I also thought that this book had just increased exponentially in
value, not only being a first edition, but also being signed by the author
herself. I understood also why as a scientist, she would want the most recent
edition to be read as it must have been updated with relevant research and
modern brain scans compared to its original edition.
Then I told her how she was one of the few scientists I
agreed with and that I was working on a book that combined psychoanalysis with
evolution. She then stopped for a moment, looked up and said, “but I am an
evolutionary psychologist.”
It was great to hear her say that because I have
seen her designated and referred to as a biological anthropologist (even by herself),
but to me she always was and is an evolutionary psychologist.
I also thanked
her for standing up and being outspoken against medication, such as
antidepressants as well as being firmly against medicating our children, a
modern trend that I personally find scary, if not downright disturbing and appalling.

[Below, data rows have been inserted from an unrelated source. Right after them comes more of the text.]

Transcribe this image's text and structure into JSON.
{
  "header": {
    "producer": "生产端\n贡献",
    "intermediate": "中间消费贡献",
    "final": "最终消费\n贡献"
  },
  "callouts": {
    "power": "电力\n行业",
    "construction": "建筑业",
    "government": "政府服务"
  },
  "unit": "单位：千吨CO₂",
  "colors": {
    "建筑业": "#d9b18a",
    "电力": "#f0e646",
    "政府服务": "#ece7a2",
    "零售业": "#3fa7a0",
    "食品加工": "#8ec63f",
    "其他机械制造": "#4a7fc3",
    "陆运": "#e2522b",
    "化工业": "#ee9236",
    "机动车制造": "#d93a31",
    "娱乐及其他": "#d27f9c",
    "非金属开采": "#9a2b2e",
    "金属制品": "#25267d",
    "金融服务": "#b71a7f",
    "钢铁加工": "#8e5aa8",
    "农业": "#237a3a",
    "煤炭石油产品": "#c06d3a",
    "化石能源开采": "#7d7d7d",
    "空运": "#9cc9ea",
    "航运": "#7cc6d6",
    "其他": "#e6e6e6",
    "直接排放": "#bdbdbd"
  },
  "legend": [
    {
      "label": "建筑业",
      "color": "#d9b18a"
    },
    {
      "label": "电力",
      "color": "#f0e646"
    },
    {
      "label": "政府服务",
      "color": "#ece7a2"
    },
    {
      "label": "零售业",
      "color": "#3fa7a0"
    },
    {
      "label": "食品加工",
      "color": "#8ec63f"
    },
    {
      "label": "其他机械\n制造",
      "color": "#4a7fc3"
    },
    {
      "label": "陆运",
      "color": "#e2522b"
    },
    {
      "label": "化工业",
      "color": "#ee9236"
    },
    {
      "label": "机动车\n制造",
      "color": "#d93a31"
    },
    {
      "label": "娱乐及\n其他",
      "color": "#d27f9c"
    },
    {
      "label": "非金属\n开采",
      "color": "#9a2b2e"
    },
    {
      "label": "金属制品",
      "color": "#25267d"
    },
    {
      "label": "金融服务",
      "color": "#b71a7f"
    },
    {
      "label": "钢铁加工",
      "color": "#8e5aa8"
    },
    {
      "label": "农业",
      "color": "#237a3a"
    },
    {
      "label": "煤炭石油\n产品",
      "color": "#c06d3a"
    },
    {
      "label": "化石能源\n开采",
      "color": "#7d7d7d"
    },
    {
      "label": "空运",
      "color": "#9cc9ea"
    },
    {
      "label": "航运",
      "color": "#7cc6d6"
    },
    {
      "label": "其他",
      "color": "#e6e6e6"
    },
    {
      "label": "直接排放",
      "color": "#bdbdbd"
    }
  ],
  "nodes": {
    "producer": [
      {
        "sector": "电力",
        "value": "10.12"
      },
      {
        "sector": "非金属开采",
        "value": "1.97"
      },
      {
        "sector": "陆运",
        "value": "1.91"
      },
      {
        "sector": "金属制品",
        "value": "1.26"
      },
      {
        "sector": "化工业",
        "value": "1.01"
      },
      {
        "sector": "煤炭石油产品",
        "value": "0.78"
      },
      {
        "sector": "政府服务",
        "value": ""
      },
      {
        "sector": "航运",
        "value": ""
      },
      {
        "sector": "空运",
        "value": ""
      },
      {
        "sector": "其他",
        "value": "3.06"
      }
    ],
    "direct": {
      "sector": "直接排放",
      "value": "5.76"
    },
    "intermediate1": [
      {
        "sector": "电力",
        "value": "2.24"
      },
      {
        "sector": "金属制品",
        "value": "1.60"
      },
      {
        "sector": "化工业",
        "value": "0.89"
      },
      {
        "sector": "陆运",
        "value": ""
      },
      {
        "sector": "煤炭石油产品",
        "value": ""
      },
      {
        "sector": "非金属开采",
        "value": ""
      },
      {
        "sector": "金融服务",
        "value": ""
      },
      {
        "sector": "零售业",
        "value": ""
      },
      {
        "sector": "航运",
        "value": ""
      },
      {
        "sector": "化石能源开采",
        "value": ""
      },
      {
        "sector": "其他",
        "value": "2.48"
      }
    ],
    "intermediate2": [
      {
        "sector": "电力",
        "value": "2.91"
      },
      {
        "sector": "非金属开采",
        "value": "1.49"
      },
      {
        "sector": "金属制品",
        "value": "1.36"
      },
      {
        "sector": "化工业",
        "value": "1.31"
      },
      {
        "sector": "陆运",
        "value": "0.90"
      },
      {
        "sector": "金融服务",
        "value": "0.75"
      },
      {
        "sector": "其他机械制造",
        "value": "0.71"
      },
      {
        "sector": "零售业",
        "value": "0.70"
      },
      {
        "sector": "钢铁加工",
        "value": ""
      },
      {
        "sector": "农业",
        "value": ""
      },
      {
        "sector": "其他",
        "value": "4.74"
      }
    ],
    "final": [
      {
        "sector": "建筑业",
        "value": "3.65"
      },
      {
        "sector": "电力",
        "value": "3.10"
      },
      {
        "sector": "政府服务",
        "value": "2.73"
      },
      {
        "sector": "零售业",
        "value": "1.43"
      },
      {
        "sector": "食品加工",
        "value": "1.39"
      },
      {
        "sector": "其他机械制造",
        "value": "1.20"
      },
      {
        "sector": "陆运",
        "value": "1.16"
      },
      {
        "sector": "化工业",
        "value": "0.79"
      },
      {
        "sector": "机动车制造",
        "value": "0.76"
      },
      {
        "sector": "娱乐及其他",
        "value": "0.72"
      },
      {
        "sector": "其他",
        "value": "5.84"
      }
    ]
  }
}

Then, she wished me luck with my book, and as I shook her
hand, she decided to stand up and take the above picture with me. Needless to
say, it was one of the best days ever!
1 comment:
I had fun with your para about there being no such thing as casual sex. There was something illogical about it, which I wanted briefly to prove in the briefest possible manner.
In the process of which I discovered a proof of God, which of course takes a little longer. But if you’re game, then so am I.
Helen Bishop, scientist, finds scant evidence of casual sex because her brain-scan experiments reveal a definite number of detectable excitations within the stages of love and attraction, unless the subjects were drunk or otherwise spaced out.
To which I respond that you cannot say something doesn’t exist when it’s a well-known term in common discourse. Everyone, apart from a scientist, understands what casual sex means, even though they may understand it differently.
Which immediately brings to mind Professor Dawkins, also a scientist, who denies the existence of God, despite its being a well-known term in common discourse. He seizes upon just one meaning of the term—object of faith, something believed without evidence—and proves that the belief is groundless and therefore that the term is meaningless, a name without a plausible referent.
Which so far just a bag of words on my part: soullessly theoretical and abstract.
Which immediately brings to mind an instance of casual sex in my own young life. Much more concrete, if anecdotal. We’d met at a dance, she’d missed her last bus, or so she said, and I chivalrously offered her a spare bed at mine. By. the time we’d traversed Birmingham on the night bus we were both cold sober. I remember it vividly because I was till that day a virgin, and she was too, so she said. Mischief and curiosity got the better of us. What could be more casual?
Which brings me to the remembrace that I could not rise to the occasion. Probably not enough testosterone, dopamine, norepinephrine, oxytocin or vasopressin. Which means Fisher may be right after all.
And if Fisher may be right, my proof of God falls flat.
What do I know? Only that what is, is. Probably.